Nimor golpeó ligeramente la mesa con los dedos, pensando. ¿Entonces la misión de investigación de Quenthel era importante? Imaginaba que las matronas habían decidido mandar fuera de la ciudad a la matrona de Arach-Tinilith durante un tiempo por si tenía aspiraciones peligrosas. Sin embargo, era algo inesperado, un factor desconocido del que convendría que la Jaezred Chaulssin tomara nota. Un grupo de poderosos elfos oscuros vagando por la Antípoda Oscura encontrarían la oportunidad de causar toda clase de problemas.

—¿Hallaron las respuestas a sus preguntas? —preguntó.

—No, que yo sepa —dijo Aliisza. Apartó la mirada de la ventana y se acercó hacia la mesa—. Parecías muy ansioso por discutir mi caso con el príncipe coronado. ¿Puedo preguntar el porqué?

El asesino se removió en el asiento y se reclinó, posando la mirada en ella.

—Ya lo mencionaste antes —dijo—. O Gracklstugh es lo bastante fuerte para vencer a Menzoberranzan, o no.
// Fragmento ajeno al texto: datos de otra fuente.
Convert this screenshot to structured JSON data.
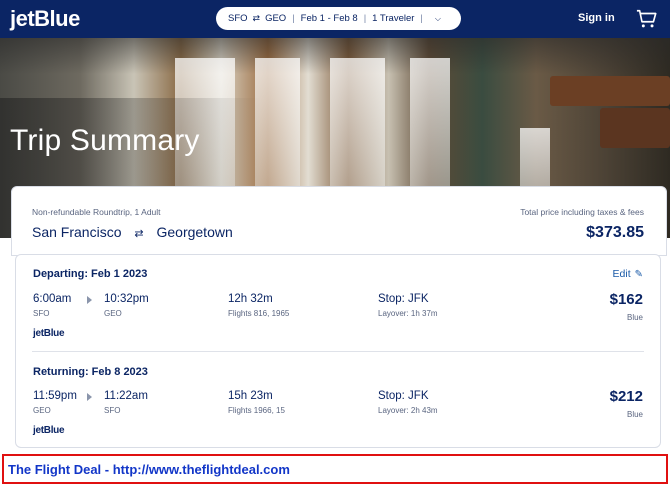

Si es lo segundo, entonces la Legión Flagelante de Kaanyr Vhok puede desequilibrar la balanza a nuestro favor. Si Gracklstugh es lo bastante fuerte, entonces la Legión Flagelante serviría para averiguar las aspiraciones de Horgar. No querríamos que el príncipe heredero olvidara los detalles de nuestro acuerdo.

—¿Y por qué la Legión Flagelante servirá como vuestro ejército en la batalla?

—Porque para Horgar no contarás como aliada a menos que lo persuada de que estaría mejor con los tanarukks de Kaanyr Vhok a su lado que atacando su flanco —respondió Nimor—. Además, tu señor quiere quedarse sentado mientras se desencadenan los hechos. Te ha enviado para apremiar a los duergars a que atacasen Menzoberranzan, ¿no es así?

Aliisza escondió su sonrisa tras la copa de vino.

—Bueno, sí —admitió—. Así, ¿pedirás a los duergars que acepten nuestra ayuda, o no?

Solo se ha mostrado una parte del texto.